Housing in Canada’s largest city continues to be a seven-figure proposition for even an average home, sending more and more people into satellite cities in search of better deals.
The Building Industry and Land Development Association said Thursday that the average new detached home in the Greater Toronto Area reached $1.049 million at the end of March, up 15 per cent from a year earlier. A decade ago, the comparable price for a detached home was $439,294.
In another report out Thursday, Re/Max said the existing home market in cities neighbouring Toronto is getting a huge bump in activity and price — an affect also seen in Vancouver and the surrounding area. Over the past year, average prices have climbed 10 per cent in Hamilton-Burlington and 14 per cent in Barrie.
“People are starting to drive to their affordable mortgage. They drive until they say ‘I can afford to live here,'” said Charlotte Zawada, president of the Kitchener-Waterloo Association of Realtors. March detached home sales climbed 11.2 per cent in her region from a year earlier, while average prices were up 9.2 per cent during the same period.
She says there is migration happening into the region from Toronto, and many realtors in Kitchener-Waterloo are getting referrals from the GTA.
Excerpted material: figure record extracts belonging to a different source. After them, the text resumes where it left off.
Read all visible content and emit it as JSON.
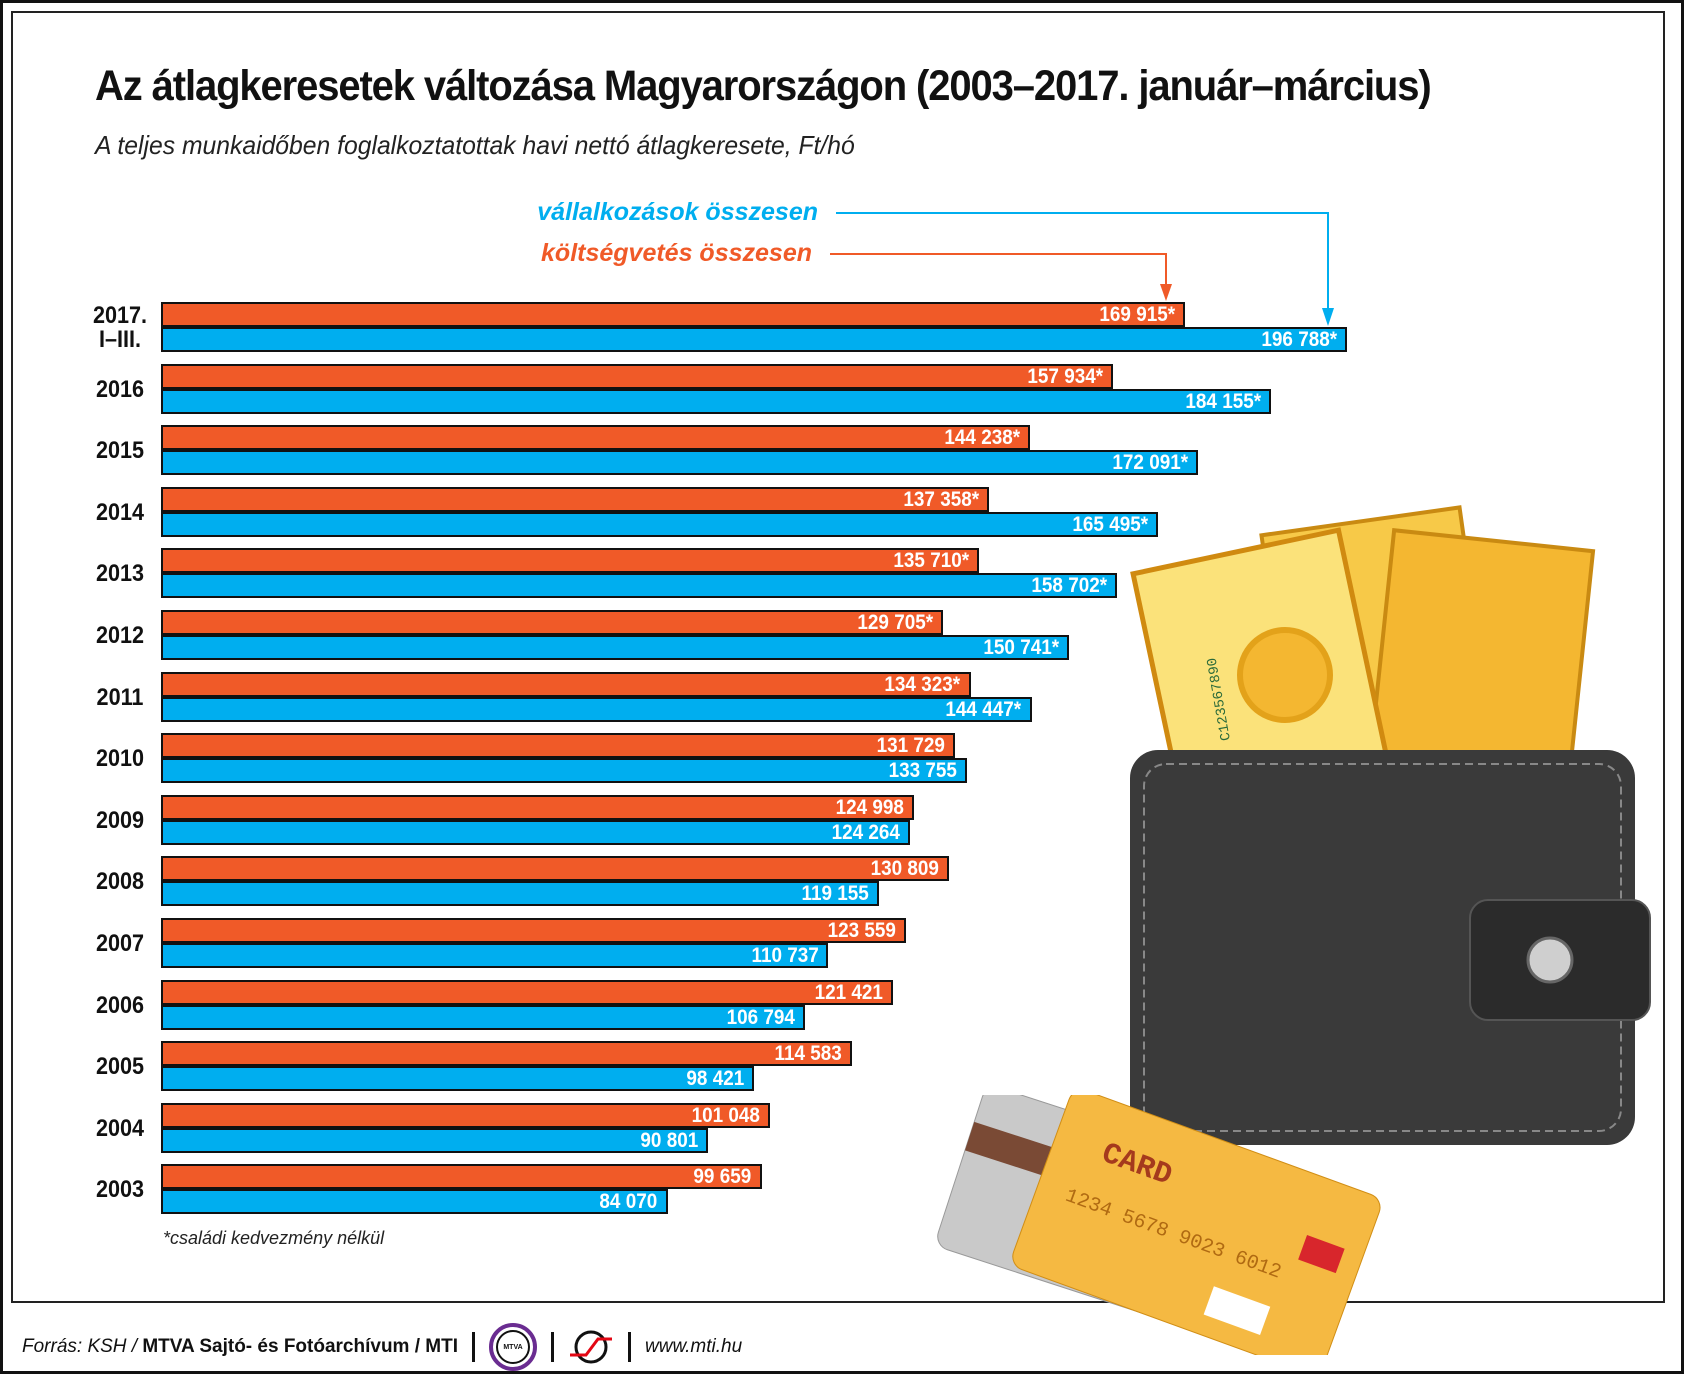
{
  "title": "Az átlagkeresetek változása Magyarországon (2003–2017. január–március)",
  "subtitle": "A teljes munkaidőben foglalkoztatottak havi nettó átlagkeresete, Ft/hó",
  "footnote": "*családi kedvezmény nélkül",
  "footer": {
    "source_prefix": "Forrás: KSH /",
    "source_bold": "MTVA Sajtó- és Fotóarchívum / MTI",
    "logo_text": "MTVA",
    "url": "www.mti.hu"
  },
  "illustration": {
    "card_text": "CARD",
    "card_number": "1234 5678 9023 6012",
    "bill_serial": "C123567890"
  },
  "colors": {
    "koltsegvetes": "#f05a28",
    "vallalkozasok": "#00aeef"
  },
  "chart_data": {
    "type": "bar",
    "orientation": "horizontal",
    "title": "Az átlagkeresetek változása Magyarországon (2003–2017. január–március)",
    "subtitle": "A teljes munkaidőben foglalkoztatottak havi nettó átlagkeresete, Ft/hó",
    "categories": [
      "2017. I–III.",
      "2016",
      "2015",
      "2014",
      "2013",
      "2012",
      "2011",
      "2010",
      "2009",
      "2008",
      "2007",
      "2006",
      "2005",
      "2004",
      "2003"
    ],
    "series": [
      {
        "name": "költségvetés összesen",
        "color": "#f05a28",
        "values": [
          169915,
          157934,
          144238,
          137358,
          135710,
          129705,
          134323,
          131729,
          124998,
          130809,
          123559,
          121421,
          114583,
          101048,
          99659
        ],
        "labels": [
          "169 915*",
          "157 934*",
          "144 238*",
          "137 358*",
          "135 710*",
          "129 705*",
          "134 323*",
          "131 729",
          "124 998",
          "130 809",
          "123 559",
          "121 421",
          "114 583",
          "101 048",
          "99 659"
        ]
      },
      {
        "name": "vállalkozások összesen",
        "color": "#00aeef",
        "values": [
          196788,
          184155,
          172091,
          165495,
          158702,
          150741,
          144447,
          133755,
          124264,
          119155,
          110737,
          106794,
          98421,
          90801,
          84070
        ],
        "labels": [
          "196 788*",
          "184 155*",
          "172 091*",
          "165 495*",
          "158 702*",
          "150 741*",
          "144 447*",
          "133 755",
          "124 264",
          "119 155",
          "110 737",
          "106 794",
          "98 421",
          "90 801",
          "84 070"
        ]
      }
    ],
    "grid": false,
    "legend": "top, with arrows to first row"
  }
}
Bryan Tuckey, chief of BILD, said supply constraints — caused, he maintains, by provincial policy — are leading to an imbalance and rising prices. “Our region has record-low levels of new detached homes available for sale, which drives up prices and reduces housing choice for consumers,” he said.
BILD said 905 detached homes sold in March, down nine per cent from a year earlier and three per cent below the 10-year average for the month. As of March 31, there were only 1,634 new detached homes available for sale across the GTA, which compares with inventory of 11,149 detached homes 10 years earlier.
A $1-million average price for new detached home is not something Brian Johnston, chief operating officer of Mattamy Homes, thought he would see in his lifetime, but he says there is just so little product available in the Toronto region, which he is increasingly likening to Vancouver.
“Never, never, never did I though we would get here,” said Johnston, whose firm is also selling homes in the Kitchener region. “The thing is, the same house that we sell in Kitchener is $180,000 less than in Milton (already 40 kilometres west of downtown Toronto).”
Johnston says what is happening is people working in the west end of the GTA will look to the Kitchener-Waterloo region for something affordable with prices starting in the $400,000-range for a townhouse. He says younger multi-ethnic families are moving into the area.
“People want the single family home and the lease-preferred option is the high-rise home,” he said.
Prices in the high-rise market continue to increase, but not nearly as fast. The average price of a new high-rise home increased two per cent from March 2015, to $459,231. On a price-per-square-foot basis, prices were up four per cent during the period, to $582.
Douglas Porter, chief economist with Bank of Montreal, is not sure people will be convinced to make that transition into condominiums instead of the detached home, although some spillover probably saved the high-rise market from collapsing.
“There doesn’t appear to be any surge in supply coming (for detached homes), maybe not even in our lifetime,” Porter said. “I’m not sure the imbalance will ever turn around.”
Porter said government policy might be the only thing that could cool down the market, but noted that since 2008 there have been five separate moves from the federal government to slow the market. He added it’s unclear how a crackdown on foreign ownership of housing, a move some have called for, would impact the market, since the data on overseas ownership are unclear.
Cam Forbes, the general manager and broker of Re/Max Realtron Realty Inc., said demand is actually driving Toronto realtors to look for opportunities in neighbouring municipalities — a situation prompting his brokerage to expand into Newmarket, about 55 kilometres north of Toronto.
“Our greatest growth is in that office,” said Forbes, whose firm has eight locations in the GTA. “For the first time in a long time there really is a shortage of inventory in the 905 (suburbs).”